I’m just going to say it: I hate Everlane’s cardigans. This is probably unfair because their marketing is so clean and everyone loves their ‘transparency’ or whatever, but their buttons are the worst in the industry. They feel like cheap, hollow plastic teeth. I bought their Grade-A Cashmere cardigan in 2019 and two buttons snapped in half within a month. Just snapped. Who makes buttons that brittle?

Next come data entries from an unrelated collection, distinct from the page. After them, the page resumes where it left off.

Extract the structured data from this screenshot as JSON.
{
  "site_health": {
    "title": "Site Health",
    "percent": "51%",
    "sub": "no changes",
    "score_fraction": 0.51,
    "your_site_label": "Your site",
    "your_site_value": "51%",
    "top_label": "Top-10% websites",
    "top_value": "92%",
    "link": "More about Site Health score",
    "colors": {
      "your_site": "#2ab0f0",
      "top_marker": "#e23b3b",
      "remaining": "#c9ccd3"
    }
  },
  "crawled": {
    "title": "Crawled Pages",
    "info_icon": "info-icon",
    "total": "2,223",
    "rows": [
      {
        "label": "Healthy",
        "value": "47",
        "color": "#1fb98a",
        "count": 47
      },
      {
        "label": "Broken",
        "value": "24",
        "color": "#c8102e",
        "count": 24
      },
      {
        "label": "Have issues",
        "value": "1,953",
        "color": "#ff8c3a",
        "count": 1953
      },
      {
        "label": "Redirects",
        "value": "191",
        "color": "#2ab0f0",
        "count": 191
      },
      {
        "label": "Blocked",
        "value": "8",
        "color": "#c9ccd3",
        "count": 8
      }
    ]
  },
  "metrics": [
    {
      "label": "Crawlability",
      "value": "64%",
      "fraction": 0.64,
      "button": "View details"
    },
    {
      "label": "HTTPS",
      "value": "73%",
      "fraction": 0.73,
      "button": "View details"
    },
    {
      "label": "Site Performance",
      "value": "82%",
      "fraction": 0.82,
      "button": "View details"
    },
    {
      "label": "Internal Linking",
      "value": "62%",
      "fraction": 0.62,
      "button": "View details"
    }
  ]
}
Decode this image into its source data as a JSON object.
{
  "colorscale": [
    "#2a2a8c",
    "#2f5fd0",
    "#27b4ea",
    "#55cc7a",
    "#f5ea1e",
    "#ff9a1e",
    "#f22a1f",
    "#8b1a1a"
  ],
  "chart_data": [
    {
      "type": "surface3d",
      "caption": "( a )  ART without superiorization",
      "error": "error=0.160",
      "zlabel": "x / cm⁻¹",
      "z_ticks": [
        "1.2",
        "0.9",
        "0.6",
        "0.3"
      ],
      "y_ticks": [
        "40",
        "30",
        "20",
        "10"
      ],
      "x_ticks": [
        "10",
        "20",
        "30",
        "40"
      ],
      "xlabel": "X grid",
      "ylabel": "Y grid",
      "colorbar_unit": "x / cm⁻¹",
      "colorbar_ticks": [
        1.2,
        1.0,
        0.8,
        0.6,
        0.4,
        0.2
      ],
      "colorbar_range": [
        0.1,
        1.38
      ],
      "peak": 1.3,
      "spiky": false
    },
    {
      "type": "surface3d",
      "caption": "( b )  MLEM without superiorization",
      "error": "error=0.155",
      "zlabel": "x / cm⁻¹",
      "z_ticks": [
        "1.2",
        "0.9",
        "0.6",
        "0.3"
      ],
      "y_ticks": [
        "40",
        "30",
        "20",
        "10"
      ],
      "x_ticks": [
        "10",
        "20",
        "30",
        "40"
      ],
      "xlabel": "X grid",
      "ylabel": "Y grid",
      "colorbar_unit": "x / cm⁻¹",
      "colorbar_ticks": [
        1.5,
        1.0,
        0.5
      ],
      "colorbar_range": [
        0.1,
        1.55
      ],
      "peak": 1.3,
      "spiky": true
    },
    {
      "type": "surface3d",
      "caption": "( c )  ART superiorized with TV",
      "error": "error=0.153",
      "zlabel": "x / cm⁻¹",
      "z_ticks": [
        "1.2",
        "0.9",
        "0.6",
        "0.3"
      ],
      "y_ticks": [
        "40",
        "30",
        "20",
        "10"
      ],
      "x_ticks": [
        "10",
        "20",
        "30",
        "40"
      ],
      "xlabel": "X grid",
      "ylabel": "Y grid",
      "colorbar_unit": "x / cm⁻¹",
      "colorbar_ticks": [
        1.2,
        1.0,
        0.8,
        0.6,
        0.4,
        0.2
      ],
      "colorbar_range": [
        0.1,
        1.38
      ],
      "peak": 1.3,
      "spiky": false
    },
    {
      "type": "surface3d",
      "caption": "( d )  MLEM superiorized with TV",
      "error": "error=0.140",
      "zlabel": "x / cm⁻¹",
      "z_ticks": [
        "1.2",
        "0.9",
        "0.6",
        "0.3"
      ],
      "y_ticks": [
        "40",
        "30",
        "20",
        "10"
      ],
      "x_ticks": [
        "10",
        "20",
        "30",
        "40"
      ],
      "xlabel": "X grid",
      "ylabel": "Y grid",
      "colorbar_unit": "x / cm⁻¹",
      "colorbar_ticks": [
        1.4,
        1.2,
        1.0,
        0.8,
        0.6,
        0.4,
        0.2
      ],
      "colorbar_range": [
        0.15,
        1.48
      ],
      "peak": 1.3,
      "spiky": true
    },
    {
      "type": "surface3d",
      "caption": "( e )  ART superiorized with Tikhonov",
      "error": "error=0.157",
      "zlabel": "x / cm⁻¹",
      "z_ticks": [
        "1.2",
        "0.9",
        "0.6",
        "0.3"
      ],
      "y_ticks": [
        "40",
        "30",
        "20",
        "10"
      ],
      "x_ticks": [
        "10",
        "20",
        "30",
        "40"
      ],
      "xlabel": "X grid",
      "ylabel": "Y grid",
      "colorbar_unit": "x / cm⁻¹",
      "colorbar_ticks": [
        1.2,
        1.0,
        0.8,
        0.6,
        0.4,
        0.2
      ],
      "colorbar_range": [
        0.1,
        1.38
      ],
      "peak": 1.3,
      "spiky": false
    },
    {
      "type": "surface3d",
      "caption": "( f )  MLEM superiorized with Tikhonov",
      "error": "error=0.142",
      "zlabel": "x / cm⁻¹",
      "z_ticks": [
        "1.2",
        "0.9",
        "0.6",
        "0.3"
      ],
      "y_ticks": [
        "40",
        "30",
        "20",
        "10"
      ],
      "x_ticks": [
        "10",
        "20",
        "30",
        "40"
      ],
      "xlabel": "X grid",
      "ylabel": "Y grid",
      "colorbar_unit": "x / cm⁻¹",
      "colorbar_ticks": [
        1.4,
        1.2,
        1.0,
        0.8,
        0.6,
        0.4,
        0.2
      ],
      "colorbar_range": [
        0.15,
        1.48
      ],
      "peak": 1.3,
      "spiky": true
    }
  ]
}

Plus, their cashmere is too thin. Cashmere is mostly a scam anyway when it comes to cardigans. It’s too delicate for something you’re constantly buttoning and unbuttoning. You want something with some guts. Wool, alpaca, even a high-quality acrylic blend is better than cheap, thin cashmere that pilled if you even look at it funny. I actively tell my friends to avoid that specific line. It’s a waste of $150.

Total lie of a product.

The weird one that actually works

There is this brand called Babaà. They make these ‘Jumper no. 19’ cardigans that are technically for women, but the cut is so boxy and huge that it doesn’t matter. I bought one in a dark oak color. It’s made in Spain from local wool that feels like it was harvested from a sheep that spent its life picking fights with wolves. It’s scratchy. It’s rough. It smells slightly like a farm when it gets damp.

  • Weight: 950g of pure Spanish wool.
  • Texture: Like a high-end exfoliating glove.
  • Durability: I once got it caught on a literal nail and the nail bent. The sweater was fine.

Anyway, I went on a tangent there about the nail, but the point is that we’ve been conditioned to think ‘soft’ means ‘good.’ It doesn’t. Soft usually means the fibers are short and will break and pill. Rough means the fibers are long and strong. If you wear a long-sleeve t-shirt under the Babaà, the itch doesn’t matter. You just feel… solid.

A quick rant about pockets

Why do designers put pockets on cardigans if they aren’t going to reinforce the openings? If you put your phone in a standard knit pocket, the whole left side of your sweater will hang three inches lower than the right side within an hour. It’s a structural nightmare. Unless the cardigan is a heavy rib-knit (like the Dehen), don’t use the pockets. Treat them like they’re decorative. Or better yet, sew them shut.

I’m serious. I’ve ruined two very nice mohair pieces by putting my keys in the pockets. Mohair has zero structural integrity. It’s basically a cloud held together by prayers. I love the look, but it’s the most impractical fabric ever created for a person who actually moves their arms.

Don’t be that guy with the lopsided sweater.

I don’t know why I care this much about knitwear. Maybe it’s because a good cardigan makes me feel like a functional adult even when I’m just sitting on my couch eating cereal at 11 PM. It’s a weird middle ground between a robe and a suit jacket. But I’m starting to wonder if the ‘perfect’ one even exists, or if I’m just chasing a feeling of coziness that no amount of boiled wool can actually provide.

Buy the Dehen if you’re rich. Buy the Uniqlo if you’re not. Avoid the cashmere.